Hmm.. and it's documented:
    http://www.daemon.de/PCRE

One thing to take into account though:

PCRE   --> BSD licensed
PCRE++ --> LGPL

I certainly won't object to PCRE++ if developers feel more
comfortable with it, but if we use PCRE++ it will have to
be a dependency because we cannot bring it directly to the
tree. It wouldn't make much sense to design our own C++
wrapper.


Pedro.  


Re: RegExp replacement (was Re: Some more strange files in the OOo code)

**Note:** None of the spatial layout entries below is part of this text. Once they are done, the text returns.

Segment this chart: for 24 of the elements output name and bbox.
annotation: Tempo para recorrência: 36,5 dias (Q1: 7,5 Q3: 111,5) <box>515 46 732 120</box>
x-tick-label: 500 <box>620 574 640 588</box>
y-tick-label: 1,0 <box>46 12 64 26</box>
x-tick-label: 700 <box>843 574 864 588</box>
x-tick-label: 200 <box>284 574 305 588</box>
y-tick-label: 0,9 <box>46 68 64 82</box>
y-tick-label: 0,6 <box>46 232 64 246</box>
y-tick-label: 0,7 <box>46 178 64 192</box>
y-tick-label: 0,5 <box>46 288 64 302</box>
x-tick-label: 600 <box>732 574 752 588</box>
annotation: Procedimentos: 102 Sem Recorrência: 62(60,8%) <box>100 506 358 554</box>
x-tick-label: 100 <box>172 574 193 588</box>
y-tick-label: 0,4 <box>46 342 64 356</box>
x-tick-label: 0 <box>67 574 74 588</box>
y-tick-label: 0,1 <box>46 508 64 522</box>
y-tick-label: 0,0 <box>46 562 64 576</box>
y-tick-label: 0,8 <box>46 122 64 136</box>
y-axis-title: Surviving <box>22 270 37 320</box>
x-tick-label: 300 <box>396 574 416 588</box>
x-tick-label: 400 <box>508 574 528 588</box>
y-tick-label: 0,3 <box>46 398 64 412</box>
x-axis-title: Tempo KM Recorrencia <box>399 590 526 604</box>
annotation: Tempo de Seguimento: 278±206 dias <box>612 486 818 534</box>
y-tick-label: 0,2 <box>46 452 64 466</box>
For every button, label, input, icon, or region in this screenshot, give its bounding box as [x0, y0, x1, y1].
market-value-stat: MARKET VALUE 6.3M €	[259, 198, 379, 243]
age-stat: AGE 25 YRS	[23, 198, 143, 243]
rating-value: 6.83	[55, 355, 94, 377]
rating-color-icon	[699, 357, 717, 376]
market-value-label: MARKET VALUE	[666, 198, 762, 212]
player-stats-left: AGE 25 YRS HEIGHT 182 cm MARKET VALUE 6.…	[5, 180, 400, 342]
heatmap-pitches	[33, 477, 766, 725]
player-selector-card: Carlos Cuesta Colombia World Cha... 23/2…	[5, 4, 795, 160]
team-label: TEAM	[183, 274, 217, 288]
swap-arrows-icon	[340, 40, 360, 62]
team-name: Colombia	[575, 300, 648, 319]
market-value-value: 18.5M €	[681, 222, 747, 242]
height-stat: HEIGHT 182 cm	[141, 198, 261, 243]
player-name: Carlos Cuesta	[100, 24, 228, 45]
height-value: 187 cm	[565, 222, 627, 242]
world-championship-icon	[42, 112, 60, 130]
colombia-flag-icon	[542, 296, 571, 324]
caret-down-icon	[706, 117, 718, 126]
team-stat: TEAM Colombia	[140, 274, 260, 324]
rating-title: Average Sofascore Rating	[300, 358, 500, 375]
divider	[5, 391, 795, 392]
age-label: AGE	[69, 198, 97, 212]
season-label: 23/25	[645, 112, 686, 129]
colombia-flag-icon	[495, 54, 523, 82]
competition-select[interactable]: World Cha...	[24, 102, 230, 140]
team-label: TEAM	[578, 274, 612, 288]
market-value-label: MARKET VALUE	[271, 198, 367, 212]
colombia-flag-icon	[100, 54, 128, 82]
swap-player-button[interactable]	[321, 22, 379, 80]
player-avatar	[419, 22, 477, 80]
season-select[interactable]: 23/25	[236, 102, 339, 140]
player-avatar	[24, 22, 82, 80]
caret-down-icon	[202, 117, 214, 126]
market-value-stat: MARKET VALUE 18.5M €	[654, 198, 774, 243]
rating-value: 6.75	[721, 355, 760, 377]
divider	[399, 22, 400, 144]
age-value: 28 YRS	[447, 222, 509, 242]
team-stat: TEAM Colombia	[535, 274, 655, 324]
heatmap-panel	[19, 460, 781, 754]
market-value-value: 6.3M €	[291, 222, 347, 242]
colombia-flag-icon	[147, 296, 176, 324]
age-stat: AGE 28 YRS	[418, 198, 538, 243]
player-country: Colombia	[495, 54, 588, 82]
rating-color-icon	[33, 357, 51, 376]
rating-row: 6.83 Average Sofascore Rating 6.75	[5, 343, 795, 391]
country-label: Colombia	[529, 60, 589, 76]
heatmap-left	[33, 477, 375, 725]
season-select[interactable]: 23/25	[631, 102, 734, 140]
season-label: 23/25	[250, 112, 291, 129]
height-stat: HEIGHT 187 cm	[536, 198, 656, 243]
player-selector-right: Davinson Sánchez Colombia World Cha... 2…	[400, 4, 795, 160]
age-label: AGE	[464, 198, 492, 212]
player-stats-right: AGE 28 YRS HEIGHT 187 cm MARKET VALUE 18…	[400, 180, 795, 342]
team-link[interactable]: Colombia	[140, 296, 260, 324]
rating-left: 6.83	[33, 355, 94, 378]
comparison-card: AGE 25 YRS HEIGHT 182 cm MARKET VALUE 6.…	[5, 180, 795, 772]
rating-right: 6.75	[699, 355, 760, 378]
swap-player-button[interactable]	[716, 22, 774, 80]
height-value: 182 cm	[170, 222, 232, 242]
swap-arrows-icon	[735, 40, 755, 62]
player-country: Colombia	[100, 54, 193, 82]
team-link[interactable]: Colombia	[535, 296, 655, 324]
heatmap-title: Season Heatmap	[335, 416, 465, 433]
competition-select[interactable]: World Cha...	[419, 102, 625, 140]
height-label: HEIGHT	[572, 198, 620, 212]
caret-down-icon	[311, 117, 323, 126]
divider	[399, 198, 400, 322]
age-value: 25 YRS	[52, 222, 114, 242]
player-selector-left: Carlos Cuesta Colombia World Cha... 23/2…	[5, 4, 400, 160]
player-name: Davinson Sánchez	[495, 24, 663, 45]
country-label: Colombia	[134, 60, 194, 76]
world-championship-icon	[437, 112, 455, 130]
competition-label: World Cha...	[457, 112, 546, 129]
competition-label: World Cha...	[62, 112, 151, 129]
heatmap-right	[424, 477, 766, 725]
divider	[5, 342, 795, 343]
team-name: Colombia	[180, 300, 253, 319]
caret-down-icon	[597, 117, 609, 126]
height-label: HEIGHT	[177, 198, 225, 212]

Posted by Greg Stein <gs...@gmail.com>.
On Thu, Jun 23, 2011 at 15:39, Pedro F. Giffuni <gi...@tutopia.com> wrote:
>
> --- On Thu, 6/23/11, Mathias Bauer <Ma...@gmx.net> wrote:
> ...
>
>>
>> You are talking about the list of external source tarballs?
>
> Yes, my mailer ate the original reply, sorry.
>
> Anyways ...
>
> I looked at the RegExp stuff, as I promised.
>
> OpenOffice has a C++ interface to GNU regex so Google's
> RE2 seemed like a natural fit there. Unfortunately I see
> TextSearch::RESrchBkwrd in textsearch.cxx so I assume we
> need backreferences. The Re2 website says:
>
> "If you absolutely need backreferences and generalized
> assertions, then RE2 is not for you, but you might be
> interested in irregexp, Google Chrome's regular expression
> engine."
>
> irregexp replaced PCRE and is mentioned here:
> http://blog.chromium.org/2009/02/irregexp-google-chromes-new-regexp.html
>
> And the code, integrated in chrome's v8, is here:
> http://v8.googlecode.com/svn/trunk/src/ regex-*
>
> It's also C++ and it's under a BSD license. I couldn't find
> it as an independent package so someone that actually knows
> well C++ will have to do the fun part. Well, at least it's
> much better than writing our own ;-).

PCRE also has C++ wrappers, and *is* packaged up and delivered as a library.